Taraftarın gazına kendini kaptırdı ve gerçeklerden uzaklaştı.
Halbuki yapması gereken basitti. Tam tersi. Beklentiyi düşürüp,
oyuncularından ve kendinden o baskıyı alması gerekirdi.
Her maçın sonunda “Fenerbahçe büyük bir takımdır” diyerek büyük
hoca olunmuyor. Süper Lig'de Galatasaray'ın başında 9 sezonda 8 kez
şampiyon olmayı başaran Fatih Terim'in hiçbir maçın sonunda
Galatasaray'ın büyüklüğünü anlatan ya da manasız bir şekilde hayal
kurduran, hayal satan söylemlerde bulunduğunu hatırlamıyorum.
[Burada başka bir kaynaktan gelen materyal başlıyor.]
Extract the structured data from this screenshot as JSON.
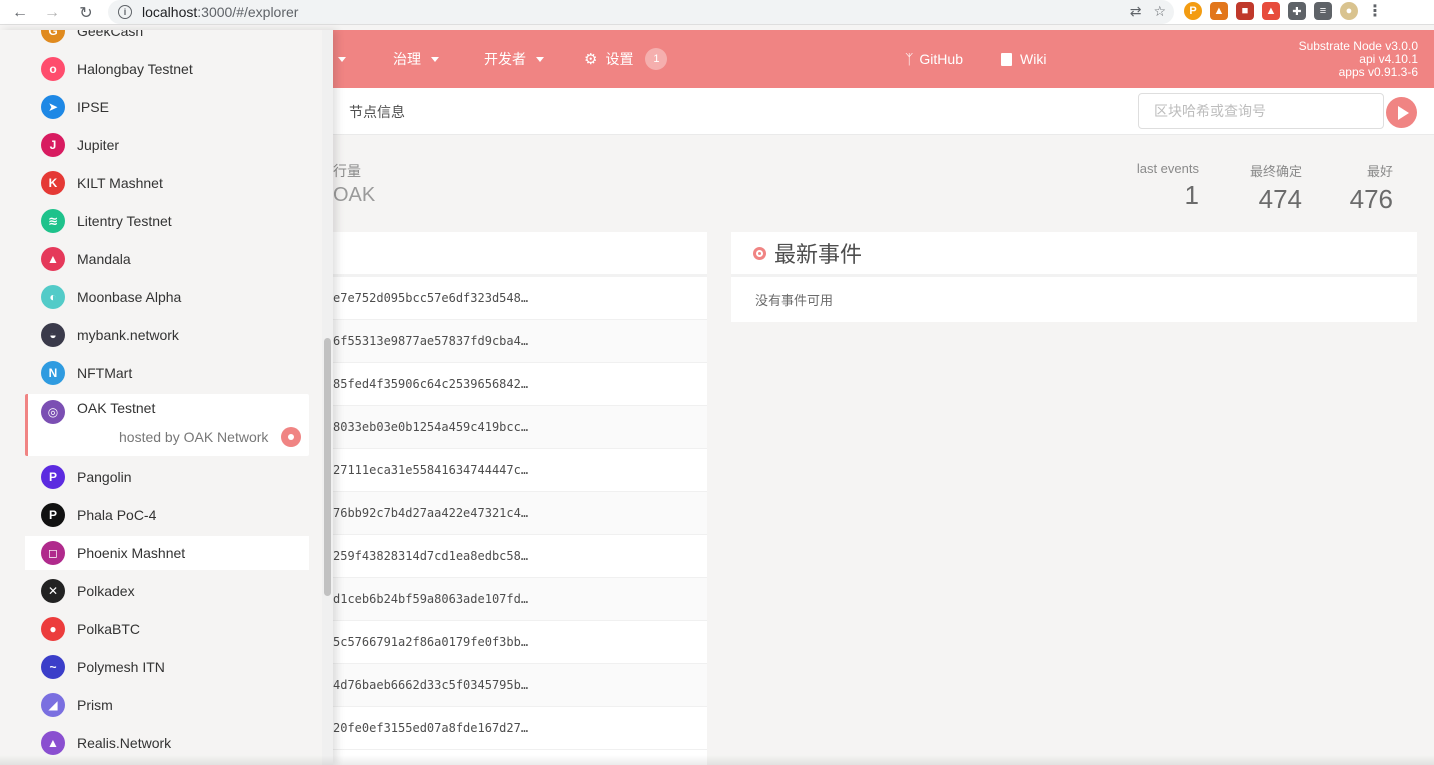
{
  "browser": {
    "url_host": "localhost",
    "url_rest": ":3000/#/explorer"
  },
  "header": {
    "menus": [
      {
        "label": "治理"
      },
      {
        "label": "开发者"
      },
      {
        "label": "设置",
        "badge": "1"
      }
    ],
    "links": [
      {
        "label": "GitHub"
      },
      {
        "label": "Wiki"
      }
    ],
    "version": {
      "node": "Substrate Node v3.0.0",
      "api": "api v4.10.1",
      "apps": "apps v0.91.3-6"
    },
    "accent": "#f08483"
  },
  "subheader": {
    "tab": "节点信息",
    "search_placeholder": "区块哈希或查询号"
  },
  "summary": {
    "left_label": "行量",
    "left_value": "OAK",
    "stats": [
      {
        "label": "last events",
        "value": "1"
      },
      {
        "label": "最终确定",
        "value": "474"
      },
      {
        "label": "最好",
        "value": "476"
      }
    ]
  },
  "blocks": [
    "e7e752d095bcc57e6df323d548…",
    "6f55313e9877ae57837fd9cba4…",
    "85fed4f35906c64c2539656842…",
    "8033eb03e0b1254a459c419bcc…",
    "27111eca31e55841634744447c…",
    "76bb92c7b4d27aa422e47321c4…",
    "259f43828314d7cd1ea8edbc58…",
    "d1ceb6b24bf59a8063ade107fd…",
    "5c5766791a2f86a0179fe0f3bb…",
    "4d76baeb6662d33c5f0345795b…",
    "20fe0ef3155ed07a8fde167d27…"
  ],
  "events": {
    "title": "最新事件",
    "empty": "没有事件可用"
  },
  "sidebar": {
    "chains": [
      {
        "name": "GeekCash",
        "color": "#e08a1e",
        "glyph": "G"
      },
      {
        "name": "Halongbay Testnet",
        "color": "#ff4d6d",
        "glyph": "o"
      },
      {
        "name": "IPSE",
        "color": "#1e88e5",
        "glyph": "➤"
      },
      {
        "name": "Jupiter",
        "color": "#d81b60",
        "glyph": "J"
      },
      {
        "name": "KILT Mashnet",
        "color": "#e53935",
        "glyph": "K"
      },
      {
        "name": "Litentry Testnet",
        "color": "#1ec28b",
        "glyph": "≋"
      },
      {
        "name": "Mandala",
        "color": "#e5395a",
        "glyph": "▲"
      },
      {
        "name": "Moonbase Alpha",
        "color": "#53cbc8",
        "glyph": "◐"
      },
      {
        "name": "mybank.network",
        "color": "#3a3a4a",
        "glyph": "◒"
      },
      {
        "name": "NFTMart",
        "color": "#2f9be0",
        "glyph": "N"
      },
      {
        "name": "OAK Testnet",
        "color": "#7b4fb3",
        "glyph": "◎",
        "hosted": "hosted by OAK Network"
      },
      {
        "name": "Pangolin",
        "color": "#5c2be0",
        "glyph": "P"
      },
      {
        "name": "Phala PoC-4",
        "color": "#111111",
        "glyph": "P"
      },
      {
        "name": "Phoenix Mashnet",
        "color": "#b02a8c",
        "glyph": "◻"
      },
      {
        "name": "Polkadex",
        "color": "#222222",
        "glyph": "✕"
      },
      {
        "name": "PolkaBTC",
        "color": "#ec3c3c",
        "glyph": "●"
      },
      {
        "name": "Polymesh ITN",
        "color": "#3b3ec9",
        "glyph": "~"
      },
      {
        "name": "Prism",
        "color": "#7a6fe0",
        "glyph": "◢"
      },
      {
        "name": "Realis.Network",
        "color": "#8a4fd0",
        "glyph": "▲"
      }
    ]
  }
}
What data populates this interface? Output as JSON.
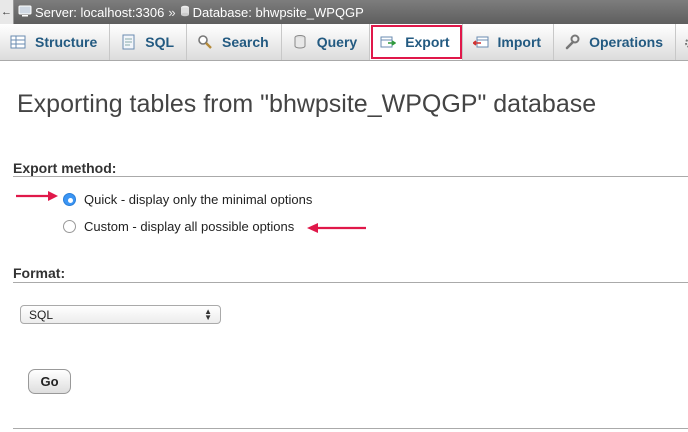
{
  "breadcrumb": {
    "server_label": "Server: localhost:3306",
    "separator": "»",
    "database_label": "Database: bhwpsite_WPQGP"
  },
  "tabs": [
    {
      "label": "Structure",
      "icon": "structure-icon"
    },
    {
      "label": "SQL",
      "icon": "sql-icon"
    },
    {
      "label": "Search",
      "icon": "search-icon"
    },
    {
      "label": "Query",
      "icon": "query-icon"
    },
    {
      "label": "Export",
      "icon": "export-icon",
      "active": true
    },
    {
      "label": "Import",
      "icon": "import-icon"
    },
    {
      "label": "Operations",
      "icon": "wrench-icon"
    }
  ],
  "page_title": "Exporting tables from \"bhwpsite_WPQGP\" database",
  "export_method": {
    "heading": "Export method:",
    "options": [
      {
        "label": "Quick - display only the minimal options",
        "checked": true
      },
      {
        "label": "Custom - display all possible options",
        "checked": false
      }
    ]
  },
  "format": {
    "heading": "Format:",
    "selected": "SQL"
  },
  "go_label": "Go",
  "colors": {
    "accent_tab_text": "#235a81",
    "highlight": "#e0184a",
    "radio_checked": "#3b95f4"
  }
}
“Fatih Terim hep gazla guzla işi götürüyor” diyenlere ve Ersun
Yanal'a söylüyorum; Terim Kadıköy'e geldi ve seni taktikle dövüp
gitti. “Dövmek”ten kastımız tabii ki mecazi.
Görevi kendin bıraktın sözde. Gönderilmedin ya. “Fenerbahçe bana
ihtiyaç duyduğunda her zaman varım” diyorsun, e Fenerbahçe'nin şu
an durumu ortada. Sana ihtiyacı var, neden bırakıp gidiyorsun? Bu
işler hakikaten insanın aklıyla alay eden işler. Görevi bıraktın,
saygı duyulması gerekir. Sonuçta herkesin kendi kararı. İnsanların
kararını saygı duymak durumunda herkes. Peki Trabzonspor maçına
çıkmak nedir?
Dersin boş olduğunu öğrendiğinde havaya uçan öğrenciler bir anda
kapıdan içeri giren rehberlik hocasını görürler. Ersun Yanal'ın
Trabzonspor maçında yaptığı budur. Ama bu konuda hata sadece Ersun
Yanal'ın değildir. Kurumsallıktan bahseden sayın Ali Koç'a sormak
istiyorum; görevine son verilen veya ayrılan bir teknik direktörün
Trabzonspor gibi ciddi bir deplasmanda takımın başında çıkmasının
neresi kurumsallıkla ilişkilidir? Bunu gerçekten sorgulamak
gerekir. Ersun Yanal'ın, Trabzonspor maçına çıkmaması
gerekirdi.
Ersun Yanal, Türkiye'nin kaliteli teknik direktörlerinden biri
değildir diyemezsiniz. Belki de kariyeri bundan sonra hep geriye
doğru gidecektir. Sonuçta Mustafa Denizli gibi 1.lig'den takım alıp
çıkarabilecek, 'challenge' yapabilecek, meydan okuyabilecek bir
hoca mıdır bunu zamanla göreceğiz. Çok büyük istek üzerine yeniden
yayınlanan bir dizinin bölümü gibi düşünün. Bu sefer tutmadı.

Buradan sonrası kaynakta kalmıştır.